SULAWESI TENGAH — Pergerakan rupiah pagi ini sejalan dengan mayoritas mata uang Asia yang kompak berada di zona merah. Won Korea Selatan menjadi yang terlemah dengan koreksi 0,71 persen, disusul peso Filipina yang melemah 0,18 persen, dan baht Thailand turun 0,17 persen. Dolar Singapura dan yuan China juga tak luput dari tekanan, masing-masing melemah 0,11 persen dan 0,02 persen.
Tekanan tidak hanya dirasakan oleh mata uang emerging market. Euro Eropa melemah 0,12 persen, franc Swiss ambles 0,27 persen, dan poundsterling Inggris tergerus 0,01 persen terhadap greenback.
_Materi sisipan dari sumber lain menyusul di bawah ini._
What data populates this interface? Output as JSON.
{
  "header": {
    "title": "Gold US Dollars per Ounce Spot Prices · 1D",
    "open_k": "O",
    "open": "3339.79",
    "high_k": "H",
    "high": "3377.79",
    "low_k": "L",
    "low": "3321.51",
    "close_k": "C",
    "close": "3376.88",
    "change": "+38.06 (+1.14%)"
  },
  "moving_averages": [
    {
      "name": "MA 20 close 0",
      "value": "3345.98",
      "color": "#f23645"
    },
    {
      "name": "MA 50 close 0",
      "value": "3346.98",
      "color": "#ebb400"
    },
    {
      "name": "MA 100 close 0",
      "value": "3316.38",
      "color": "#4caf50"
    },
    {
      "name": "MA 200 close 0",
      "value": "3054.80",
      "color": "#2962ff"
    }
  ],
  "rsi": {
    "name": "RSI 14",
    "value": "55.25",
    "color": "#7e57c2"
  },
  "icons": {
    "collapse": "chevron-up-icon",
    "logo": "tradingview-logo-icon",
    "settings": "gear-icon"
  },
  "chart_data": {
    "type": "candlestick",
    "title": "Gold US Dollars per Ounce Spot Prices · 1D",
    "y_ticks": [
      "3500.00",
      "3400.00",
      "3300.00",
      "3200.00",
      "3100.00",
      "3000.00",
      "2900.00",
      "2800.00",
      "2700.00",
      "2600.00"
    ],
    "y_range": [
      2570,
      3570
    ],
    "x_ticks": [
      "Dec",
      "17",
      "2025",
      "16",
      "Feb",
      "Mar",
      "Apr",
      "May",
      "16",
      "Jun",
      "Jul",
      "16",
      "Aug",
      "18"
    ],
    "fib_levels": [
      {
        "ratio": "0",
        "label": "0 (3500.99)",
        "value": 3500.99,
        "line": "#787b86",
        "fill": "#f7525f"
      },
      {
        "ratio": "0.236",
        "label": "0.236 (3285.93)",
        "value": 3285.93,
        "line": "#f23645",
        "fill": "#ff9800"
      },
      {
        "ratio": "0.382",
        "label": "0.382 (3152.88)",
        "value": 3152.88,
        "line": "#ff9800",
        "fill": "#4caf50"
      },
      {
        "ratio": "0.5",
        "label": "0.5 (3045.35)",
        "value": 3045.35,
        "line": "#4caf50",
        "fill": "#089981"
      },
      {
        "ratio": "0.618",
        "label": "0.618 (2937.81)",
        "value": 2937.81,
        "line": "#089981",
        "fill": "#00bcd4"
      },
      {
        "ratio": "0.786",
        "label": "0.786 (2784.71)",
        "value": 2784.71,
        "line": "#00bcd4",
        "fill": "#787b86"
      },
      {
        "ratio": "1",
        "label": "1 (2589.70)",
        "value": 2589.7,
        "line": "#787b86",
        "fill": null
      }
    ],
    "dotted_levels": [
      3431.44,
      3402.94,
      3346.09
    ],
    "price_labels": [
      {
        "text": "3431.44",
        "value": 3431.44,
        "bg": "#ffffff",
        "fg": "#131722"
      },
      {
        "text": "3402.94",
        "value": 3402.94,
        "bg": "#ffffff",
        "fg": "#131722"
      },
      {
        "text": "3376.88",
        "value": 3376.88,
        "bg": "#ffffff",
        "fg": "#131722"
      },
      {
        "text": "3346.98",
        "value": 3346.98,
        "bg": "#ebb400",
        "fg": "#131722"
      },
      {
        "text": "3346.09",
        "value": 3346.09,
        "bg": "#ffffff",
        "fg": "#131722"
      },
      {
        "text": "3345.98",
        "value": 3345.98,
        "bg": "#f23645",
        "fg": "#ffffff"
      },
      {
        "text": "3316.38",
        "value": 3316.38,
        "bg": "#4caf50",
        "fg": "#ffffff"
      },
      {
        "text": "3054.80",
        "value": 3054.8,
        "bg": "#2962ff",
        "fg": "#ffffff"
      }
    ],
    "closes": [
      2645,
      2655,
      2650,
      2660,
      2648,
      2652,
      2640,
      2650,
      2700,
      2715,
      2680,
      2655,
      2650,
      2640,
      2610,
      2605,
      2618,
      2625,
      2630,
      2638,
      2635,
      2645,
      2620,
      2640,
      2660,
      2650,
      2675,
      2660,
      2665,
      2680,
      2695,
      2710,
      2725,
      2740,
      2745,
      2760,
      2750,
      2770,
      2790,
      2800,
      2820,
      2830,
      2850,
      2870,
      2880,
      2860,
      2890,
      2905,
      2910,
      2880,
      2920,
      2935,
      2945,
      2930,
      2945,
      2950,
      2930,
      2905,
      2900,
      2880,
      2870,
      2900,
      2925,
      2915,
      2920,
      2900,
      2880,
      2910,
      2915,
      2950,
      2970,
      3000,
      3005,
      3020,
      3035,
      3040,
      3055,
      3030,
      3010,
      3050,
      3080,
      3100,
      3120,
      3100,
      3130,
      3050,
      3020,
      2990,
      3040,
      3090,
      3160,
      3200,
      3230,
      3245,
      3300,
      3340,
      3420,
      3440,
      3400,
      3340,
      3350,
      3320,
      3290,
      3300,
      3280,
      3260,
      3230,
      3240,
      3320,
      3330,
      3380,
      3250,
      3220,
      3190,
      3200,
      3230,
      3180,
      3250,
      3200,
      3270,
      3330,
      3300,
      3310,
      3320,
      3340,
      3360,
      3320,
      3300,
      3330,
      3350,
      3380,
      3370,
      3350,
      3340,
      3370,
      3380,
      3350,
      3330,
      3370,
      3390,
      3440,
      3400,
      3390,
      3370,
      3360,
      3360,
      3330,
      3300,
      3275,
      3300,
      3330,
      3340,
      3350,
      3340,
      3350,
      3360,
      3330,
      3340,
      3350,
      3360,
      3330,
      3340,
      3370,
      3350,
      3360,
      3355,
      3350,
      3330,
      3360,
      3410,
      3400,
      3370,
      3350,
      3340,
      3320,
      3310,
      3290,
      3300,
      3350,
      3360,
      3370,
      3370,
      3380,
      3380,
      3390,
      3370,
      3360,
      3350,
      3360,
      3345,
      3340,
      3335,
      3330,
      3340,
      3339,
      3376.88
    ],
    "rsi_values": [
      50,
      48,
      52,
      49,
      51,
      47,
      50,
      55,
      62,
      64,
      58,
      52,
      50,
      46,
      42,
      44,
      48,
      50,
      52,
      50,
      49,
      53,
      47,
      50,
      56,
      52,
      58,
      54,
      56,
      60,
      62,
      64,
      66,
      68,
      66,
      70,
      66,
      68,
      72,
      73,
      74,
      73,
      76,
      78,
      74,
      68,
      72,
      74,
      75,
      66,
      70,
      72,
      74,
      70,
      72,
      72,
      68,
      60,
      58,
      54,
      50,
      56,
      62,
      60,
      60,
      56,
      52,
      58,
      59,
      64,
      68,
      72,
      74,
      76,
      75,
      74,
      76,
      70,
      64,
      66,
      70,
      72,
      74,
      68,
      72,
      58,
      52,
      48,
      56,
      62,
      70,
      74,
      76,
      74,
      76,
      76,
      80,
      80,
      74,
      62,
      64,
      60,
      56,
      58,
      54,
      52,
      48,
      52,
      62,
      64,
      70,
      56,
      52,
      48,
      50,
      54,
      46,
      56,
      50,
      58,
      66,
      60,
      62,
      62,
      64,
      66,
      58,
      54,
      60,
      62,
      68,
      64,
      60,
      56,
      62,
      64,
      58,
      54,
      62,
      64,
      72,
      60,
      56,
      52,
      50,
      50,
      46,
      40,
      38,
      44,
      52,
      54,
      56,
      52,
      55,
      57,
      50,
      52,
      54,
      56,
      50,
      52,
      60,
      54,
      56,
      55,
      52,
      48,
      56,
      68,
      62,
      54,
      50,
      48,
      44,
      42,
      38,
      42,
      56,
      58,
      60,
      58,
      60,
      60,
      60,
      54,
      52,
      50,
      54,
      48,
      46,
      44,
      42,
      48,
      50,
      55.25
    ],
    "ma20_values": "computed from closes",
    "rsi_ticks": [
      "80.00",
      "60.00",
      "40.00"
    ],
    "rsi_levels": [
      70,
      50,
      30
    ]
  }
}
Dolar Australia dan dolar Kanada juga tak berdaya, mencatatkan pelemahan tipis di awal pekan ini.
Analis Mata Uang Doo Financial Futures, Lukman Leong, memperkirakan rupiah akan berkonsolidasi dalam rentang Rp17.750 hingga Rp17.800 per dolar AS pada hari ini. Dua faktor utama yang menjadi perhatian pasar adalah perkembangan negosiasi AS-Iran yang masih limbung dan rilis data inflasi serta neraca perdagangan Indonesia yang dijadwalkan besok.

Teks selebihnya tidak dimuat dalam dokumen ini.